In each of those games, the starters played an absurd amount of minutes, but could not finish off their opponents late. And in each of those games, the starters, especially Butler and Towns, insisted that they are able to play big minutes. Towns may be 22, and Butler may have an offseason workout routine that is a “serial killer’s dream,” but something has to change. The Wolves are losing games they should win, and some bench players are being underutilized.

Jamal Crawford has demanded more minutes and stepped up while Wiggins tries to find his shot again. Tyus Jones played well in Teague’s absence when he was injured. And Gorgui Dieng earned a $64 million extension in the offseason but hasn’t seen the court very often.

Thibodeau also needs to use the Oklahoma City first-round pick and Cole Aldrich’s contract to add wing depth. But in the end, he is who he is.

He’s going to play the starters a lot of minutes.

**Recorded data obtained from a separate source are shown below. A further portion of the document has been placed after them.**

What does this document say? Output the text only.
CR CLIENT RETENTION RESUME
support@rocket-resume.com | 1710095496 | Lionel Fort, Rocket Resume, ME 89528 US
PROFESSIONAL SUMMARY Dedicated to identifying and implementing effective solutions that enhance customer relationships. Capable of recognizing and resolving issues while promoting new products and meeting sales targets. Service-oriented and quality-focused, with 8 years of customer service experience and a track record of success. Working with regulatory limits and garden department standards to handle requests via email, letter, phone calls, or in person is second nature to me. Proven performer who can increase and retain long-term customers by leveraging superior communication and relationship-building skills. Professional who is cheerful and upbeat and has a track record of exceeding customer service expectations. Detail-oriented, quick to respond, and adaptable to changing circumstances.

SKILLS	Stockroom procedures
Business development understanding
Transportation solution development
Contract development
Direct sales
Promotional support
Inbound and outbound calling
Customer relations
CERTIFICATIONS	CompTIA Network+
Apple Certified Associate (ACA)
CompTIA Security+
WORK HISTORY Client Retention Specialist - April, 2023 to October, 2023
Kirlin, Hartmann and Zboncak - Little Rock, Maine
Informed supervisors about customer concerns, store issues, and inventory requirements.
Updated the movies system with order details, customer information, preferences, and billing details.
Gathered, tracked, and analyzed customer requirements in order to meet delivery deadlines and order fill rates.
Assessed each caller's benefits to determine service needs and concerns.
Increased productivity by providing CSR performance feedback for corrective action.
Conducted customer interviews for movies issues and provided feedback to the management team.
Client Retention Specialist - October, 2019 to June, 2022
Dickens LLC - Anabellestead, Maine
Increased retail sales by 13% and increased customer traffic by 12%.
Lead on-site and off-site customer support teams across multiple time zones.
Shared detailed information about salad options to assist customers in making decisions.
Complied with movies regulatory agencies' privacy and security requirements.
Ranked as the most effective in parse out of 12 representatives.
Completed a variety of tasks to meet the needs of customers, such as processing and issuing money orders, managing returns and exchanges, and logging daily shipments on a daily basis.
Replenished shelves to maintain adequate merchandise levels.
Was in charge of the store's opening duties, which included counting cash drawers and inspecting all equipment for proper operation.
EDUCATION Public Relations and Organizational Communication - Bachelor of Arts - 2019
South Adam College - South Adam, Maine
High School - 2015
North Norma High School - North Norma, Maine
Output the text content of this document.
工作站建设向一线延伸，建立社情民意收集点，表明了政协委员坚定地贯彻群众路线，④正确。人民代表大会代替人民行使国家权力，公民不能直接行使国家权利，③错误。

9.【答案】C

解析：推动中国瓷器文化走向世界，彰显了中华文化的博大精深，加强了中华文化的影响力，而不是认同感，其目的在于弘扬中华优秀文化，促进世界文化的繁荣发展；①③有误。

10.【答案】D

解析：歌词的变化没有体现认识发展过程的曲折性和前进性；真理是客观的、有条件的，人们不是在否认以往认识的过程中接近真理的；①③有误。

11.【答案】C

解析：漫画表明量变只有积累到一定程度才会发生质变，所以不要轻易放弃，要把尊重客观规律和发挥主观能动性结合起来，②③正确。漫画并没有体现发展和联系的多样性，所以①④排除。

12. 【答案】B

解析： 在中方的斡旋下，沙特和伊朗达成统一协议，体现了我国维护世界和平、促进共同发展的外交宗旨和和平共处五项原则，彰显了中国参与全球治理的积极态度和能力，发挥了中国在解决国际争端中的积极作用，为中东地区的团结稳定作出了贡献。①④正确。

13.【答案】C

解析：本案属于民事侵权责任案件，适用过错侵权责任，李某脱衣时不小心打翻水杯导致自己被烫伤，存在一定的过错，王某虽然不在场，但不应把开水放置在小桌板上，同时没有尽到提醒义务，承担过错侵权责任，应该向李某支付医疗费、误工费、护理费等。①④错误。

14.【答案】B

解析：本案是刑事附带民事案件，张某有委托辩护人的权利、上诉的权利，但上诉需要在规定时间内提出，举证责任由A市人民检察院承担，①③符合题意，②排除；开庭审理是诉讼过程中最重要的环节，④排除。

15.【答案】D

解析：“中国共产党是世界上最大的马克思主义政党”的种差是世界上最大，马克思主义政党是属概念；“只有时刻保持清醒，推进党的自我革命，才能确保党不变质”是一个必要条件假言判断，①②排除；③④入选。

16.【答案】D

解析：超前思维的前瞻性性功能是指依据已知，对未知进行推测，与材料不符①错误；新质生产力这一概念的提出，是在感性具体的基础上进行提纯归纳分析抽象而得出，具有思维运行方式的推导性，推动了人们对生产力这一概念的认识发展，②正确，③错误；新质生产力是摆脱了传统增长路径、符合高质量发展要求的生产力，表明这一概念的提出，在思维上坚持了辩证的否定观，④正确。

He’s going to scream and shout.

And he’s got the Wolves hanging onto the fourth seed in the West come Christmastime.

He’s also got both the nation’s attention, as well as that of cynical Wolves fans. With increased attention has come criticism, and rightfully so, but he has options to make winning more sustainable and the levers of power to do so. He’s just got to adjust to the league, now that the league has adjusted to him.

Maybe under a different circumstance, like if the Wolves had a reputation as a perpetually .500 team like Detroit or Milwaukee, they would have tried to lure a local guy — like Fred Hoiberg or Dave Joerger — or plucked a former coach out of the announcer’s booth like Jeff Van Gundy or Mark Jackson to try to form a contender. But Thibodeau’s the right guy for the job right now.

After all, it’s better to burn out than fade away.